1. “Diversity is here to stay.”

Calderon notes that he was glad to see people of color take up more roles across the industry this year. He played his own small part in the change: amid the renewed Black Lives Matter movement, he temporarily waived his consultation fee for black and African American clients and for anyone else who made a donation to an NPO aligned with the movement.

2. “The industry is always moving.”

This is true of all years, of course. But the panoply of executive hires and restructuring announcements in Calderon’s timeline, not least at major players like Warner Bros. and Nickelodeon, bring home just how busy U.S. animation was in 2020 — a year in which so many industries ground to a halt.

3. “The two most important, not-talked-about-enough companies in the animation space right now are Webtoon and Moonbug.”
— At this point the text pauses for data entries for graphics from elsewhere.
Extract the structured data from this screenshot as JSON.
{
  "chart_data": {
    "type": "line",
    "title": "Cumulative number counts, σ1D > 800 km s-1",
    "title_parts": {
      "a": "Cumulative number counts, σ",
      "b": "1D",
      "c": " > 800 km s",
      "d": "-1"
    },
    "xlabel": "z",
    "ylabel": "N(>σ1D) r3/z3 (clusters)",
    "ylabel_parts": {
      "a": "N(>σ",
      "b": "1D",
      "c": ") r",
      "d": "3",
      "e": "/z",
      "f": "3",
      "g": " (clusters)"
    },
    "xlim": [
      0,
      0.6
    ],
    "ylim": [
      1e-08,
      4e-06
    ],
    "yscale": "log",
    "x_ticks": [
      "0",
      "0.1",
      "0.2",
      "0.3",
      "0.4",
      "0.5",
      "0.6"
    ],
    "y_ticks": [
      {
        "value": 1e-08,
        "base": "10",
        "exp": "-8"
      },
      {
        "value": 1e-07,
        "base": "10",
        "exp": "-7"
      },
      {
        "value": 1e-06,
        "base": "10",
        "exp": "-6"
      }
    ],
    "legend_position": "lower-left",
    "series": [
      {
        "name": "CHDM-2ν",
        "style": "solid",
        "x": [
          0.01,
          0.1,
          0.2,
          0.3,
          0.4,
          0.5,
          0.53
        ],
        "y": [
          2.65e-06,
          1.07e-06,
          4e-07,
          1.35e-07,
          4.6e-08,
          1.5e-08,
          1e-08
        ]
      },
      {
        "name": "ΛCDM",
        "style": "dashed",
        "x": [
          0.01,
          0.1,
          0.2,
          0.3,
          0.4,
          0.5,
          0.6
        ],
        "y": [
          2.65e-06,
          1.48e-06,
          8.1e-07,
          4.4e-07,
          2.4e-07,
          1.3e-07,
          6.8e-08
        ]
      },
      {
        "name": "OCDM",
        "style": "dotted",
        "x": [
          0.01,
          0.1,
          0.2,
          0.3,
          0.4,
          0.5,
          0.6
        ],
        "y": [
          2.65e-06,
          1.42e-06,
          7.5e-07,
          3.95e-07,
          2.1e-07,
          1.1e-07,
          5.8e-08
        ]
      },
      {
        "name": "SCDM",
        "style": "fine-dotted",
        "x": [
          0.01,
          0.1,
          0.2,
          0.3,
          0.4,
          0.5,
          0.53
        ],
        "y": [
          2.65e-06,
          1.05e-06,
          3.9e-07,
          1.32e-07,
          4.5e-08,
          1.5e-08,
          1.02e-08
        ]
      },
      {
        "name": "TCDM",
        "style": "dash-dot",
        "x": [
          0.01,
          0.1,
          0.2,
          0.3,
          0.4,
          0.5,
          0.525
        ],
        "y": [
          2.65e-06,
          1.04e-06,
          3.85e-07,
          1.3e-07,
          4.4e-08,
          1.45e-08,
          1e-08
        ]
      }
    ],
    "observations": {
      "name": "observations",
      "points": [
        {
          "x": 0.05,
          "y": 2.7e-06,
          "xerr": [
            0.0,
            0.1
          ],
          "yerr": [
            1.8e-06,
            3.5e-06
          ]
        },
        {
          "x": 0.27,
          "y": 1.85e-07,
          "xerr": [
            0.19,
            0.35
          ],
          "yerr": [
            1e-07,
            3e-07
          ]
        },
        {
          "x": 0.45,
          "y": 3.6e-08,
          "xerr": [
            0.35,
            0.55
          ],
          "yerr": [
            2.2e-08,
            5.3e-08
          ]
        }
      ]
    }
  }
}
Calderon sees these companies’ models as “tectonic shifts” in how content is made and distributed. Webtoon, the world’s largest digital comic publisher, recently launched a production arm to develop its IP, and has formed partnerships with the likes of The Jim Henson Company and Crunchyroll. Moonbug acquires and develops preschool IPs, many of them from Youtube; its shows end up on major platforms like Netflix and Hulu.

4. “Apple is [starting to define] itself as something very specific.”

Namely: it is showing interest in “what is good for kids, what is healthy for audience, what is a positive takeaway.” In his timeline, Calderon mentions Stillwater and Doug Unplugged, two Apple TV+ series based on kids’ book series. So far, the young streamer has shown no interest in the kind of “shocking” or “controversial” shows that Adult Swim or Netflix might produce.

5. “Warner Bros. and Warnermedia are really consolidating.”

Calderon’s timeline (and Cartoon Brew’s coverage) is testament to this: new announcements were coming out of the company all year, as debt-laden parent company AT&T absorbed Warnermedia and new streamer HBO Max was launched. “In 2021,” says Calderon, Warnermedia “could be a much more signature aligned brand, with a [set] of executives who aren’t from different parts of the company working against each other.”

6. “Netflix is spending, spending, spending, spending.”

In contrast to Apple’s approach, the top SVOD platform is trying a bit of everything. In animation, they are aiming for six features a year. “I think we will see a lot of hits and a few misses from that fast and expensive approach,” says Calderon.

7. “Never ever underestimate anime.”

This is the year in which Sony agreed to buy Crunchyroll, completing the U.S. anime market’s transition to a major corporate battleground, and the Demon Slayer movie became the highest-grossing film in Japanese history. Whether we’re talking “true anime” produced in Japan or anime-like shows from elsewhere (such as Netflix’s Castlevania), anime “is never going away.”

Calderon talks from experience — 26 years’ experience in the field. He was most recently senior vice president of development at Octopie in L.A., which is working on an animated adaptation of the card game Magic: The Gathering for Netflix. Previously, he worked as a producer at Warner Bros. Animation and 20th Century Fox Film, and served in executive capacities at MTV Animation and Nerd Corps, among other companies. He has also written for Cartoon Brew about selling a show.